A good relationship between supplier and customer can make T&M work, but the underlying tension will always exist.

Completion Bonus

An excellent way to align the interests of supplier and customer in fixed price or T&M is to provide a bonus for timely completion of the project. There is a sense in which this is a sucker bet for the XP team. The control given by the Planning Game makes it very likely that they will be able to collect.

The evil twin of the completion bonus is the late penalty. Again, the Planning Game gives the XP team an advantage when agreeing to a late penalty. The team can be quite sure that they will complete the system on time, so they are unlikely to have to pay.

One feature of both completion bonuses and penalty clauses to watch for when used with XP is that the Planning Game inevitably results in changes in the scope of the project. A customer who was really out to screw the supplier could conceivably say, "It's April first and you haven't done all the stories in the original contract. No bonus, and you'd better start paying." And they could say this even if the system was successfully in production.

In general, this won't be a problem. If it's Christmas and there are presents under the tree, the customer is unlikely to count to see if they are exactly the presents on the original letter to Santa, especially if the customer has made the substitutions themselves.

If you are afraid of a customer sticking to the letter of the original stories to avoid paying a bonus, don't sign up for one. I would be wary of signing any kind of contract with that kind of customer.

Early Termination

One of the features of XP is that the customer can see exactly what they are getting as they go along. What if they discover halfway through that the whole project no longer makes sense? It is worth money to the customer to be able to pull the plug early. Consider adding a clause that lets the customer stop the project and pay a pro-rata share of the total cost, perhaps with an additional payment to compensate the supplier for having to find a new contract on short notice.

Frameworks

How could you use XP to develop a framework? If one of the rules is that you delete any functionality that isn't currently in use, wouldn't you end up deleting the whole framework?

XP is not big on "up-front reuse." In an XP project you would never spend six months creating frameworks, and then start using them. Nor would you separate the "framework team" from the "application team." In XP we build applications. If, after a few years of constant refinement, some of the abstractions start looking generally useful, that's the time to begin thinking about how to make them more widely available.

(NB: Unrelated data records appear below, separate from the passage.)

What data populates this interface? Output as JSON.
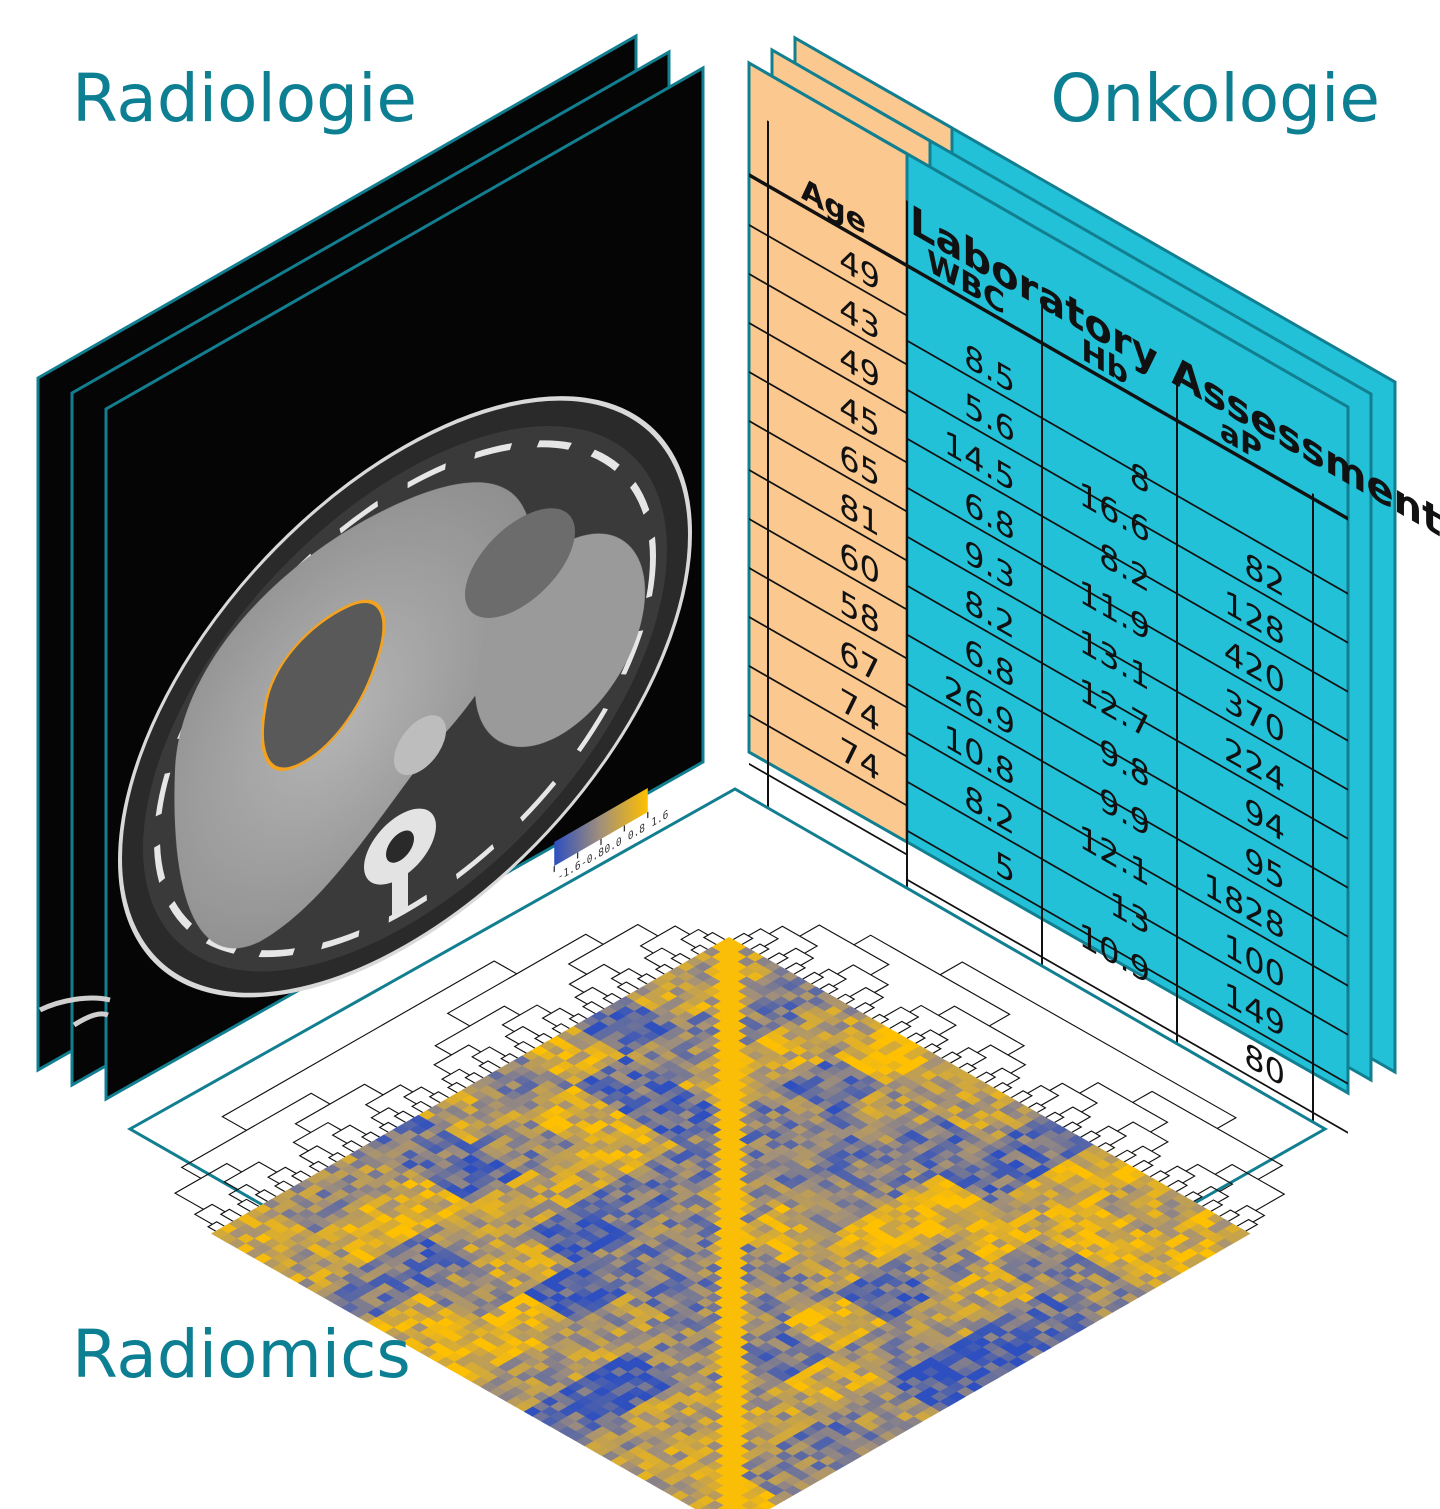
{
  "labels": {
    "radiologie": "Radiologie",
    "onkologie": "Onkologie",
    "radiomics": "Radiomics"
  },
  "colors": {
    "accent": "#0d7f93",
    "panel_border": "#127f91",
    "table_orange": "#fbc990",
    "table_cyan": "#22c1d8",
    "heat_low": "#2d4fbf",
    "heat_mid": "#a2907a",
    "heat_high": "#ffc000",
    "contour": "#f3a320"
  },
  "table": {
    "title": "Laboratory Assessment",
    "columns": [
      "Age",
      "WBC",
      "Hb",
      "aP"
    ],
    "age": [
      "49",
      "43",
      "49",
      "45",
      "65",
      "81",
      "60",
      "58",
      "67",
      "74",
      "74"
    ],
    "wbc": [
      "8.5",
      "5.6",
      "14.5",
      "6.8",
      "9.3",
      "8.2",
      "6.8",
      "26.9",
      "10.8",
      "8.2",
      "5"
    ],
    "hb": [
      "8",
      "16.6",
      "8.2",
      "11.9",
      "13.1",
      "12.7",
      "9.8",
      "9.9",
      "12.1",
      "13",
      "10.9"
    ],
    "ap": [
      "82",
      "128",
      "420",
      "370",
      "224",
      "94",
      "95",
      "1828",
      "100",
      "149",
      "80"
    ]
  },
  "heatmap": {
    "legend_ticks": [
      "1.6",
      "0.8",
      "0.0",
      "-0.8",
      "-1.6"
    ],
    "scale_min": -1.6,
    "scale_max": 1.6
  },
  "ct_panel": {
    "slices": 3
  }
}
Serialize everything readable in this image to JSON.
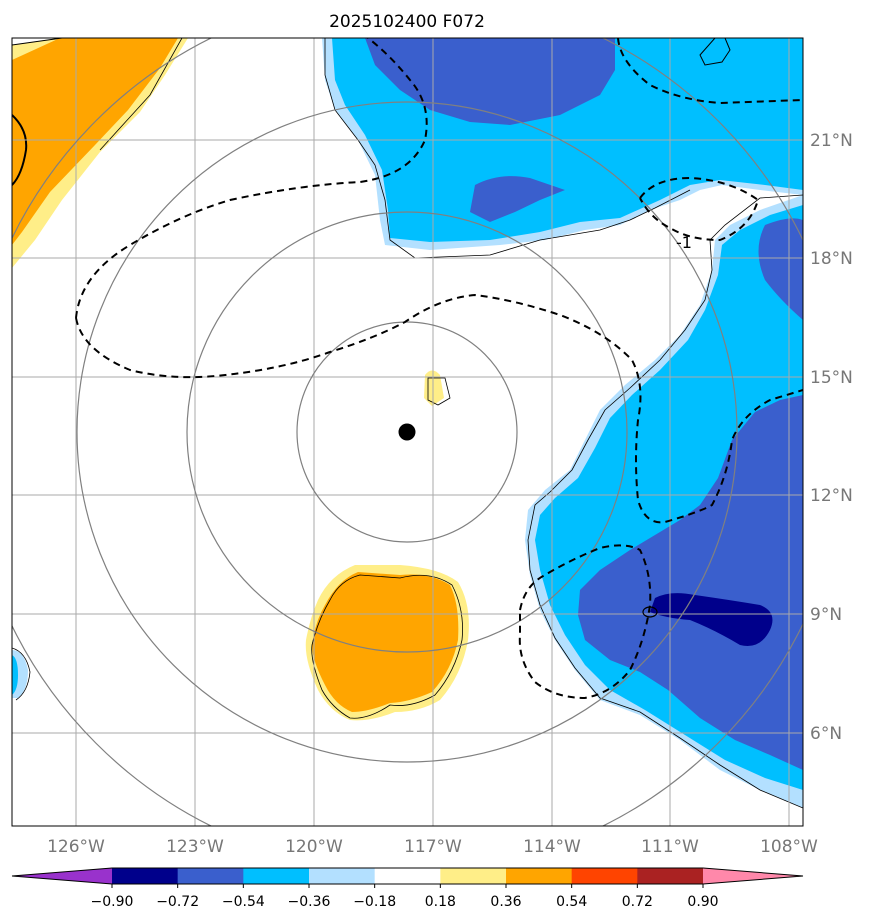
{
  "title": "2025102400 F072",
  "colors": {
    "pink": "#ff88aa",
    "darkred": "#aa2222",
    "red": "#ff4400",
    "orange": "#ffa500",
    "yellow": "#ffee88",
    "white": "#ffffff",
    "lightblue": "#b3e0ff",
    "cyan": "#00bfff",
    "royal": "#3a5fcd",
    "navy": "#00008b",
    "purple": "#9932cc",
    "grid": "#aaaaaa",
    "ring": "#808080"
  },
  "lon_labels": [
    "126°W",
    "123°W",
    "120°W",
    "117°W",
    "114°W",
    "111°W",
    "108°W"
  ],
  "lat_labels": [
    "21°N",
    "18°N",
    "15°N",
    "12°N",
    "9°N",
    "6°N"
  ],
  "contour_label": "-1",
  "colorbar": {
    "ticks": [
      "−0.90",
      "−0.72",
      "−0.54",
      "−0.36",
      "−0.18",
      "0.18",
      "0.36",
      "0.54",
      "0.72",
      "0.90"
    ],
    "bins": [
      "#9932cc",
      "#00008b",
      "#3a5fcd",
      "#00bfff",
      "#b3e0ff",
      "#ffffff",
      "#ffee88",
      "#ffa500",
      "#ff4400",
      "#aa2222",
      "#ff88aa"
    ]
  }
}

If the purpose of the project was developing a framework for external use, you could still use XP. In the Planning Game, Business would be played by a programmer who had actually built the kind of applications the framework was supposed to support. Features of the framework would turn into stories.

Once the framework was deployed outside the team, you would have to take a more conservative approach to refactorings that changed visible interfaces. Deprecation, where you give customers a certain amount of warning of the impending demise of a feature, lets you continue evolving the interface of the framework at the cost of keeping two interfaces alive for a while.

Shrinkwrap Products

You can also use XP for shrinkwrap software. The role of Business in the Planning Game is played by the marketing department. They are the ones who identify what stories the market wants, how much of each story is needed, and what order the stories should be implemented.

Hiring an expert user of the software to be part of Business is also a possibility. For example, game companies hire expert game players to play test their software. Financial trading software companies hire traders. If you were building a typesetting program, you would be crazy not to have an expert typesetter as part of the team. And that would be exactly the person you would want deciding whether story A or story B should be deferred to the next release.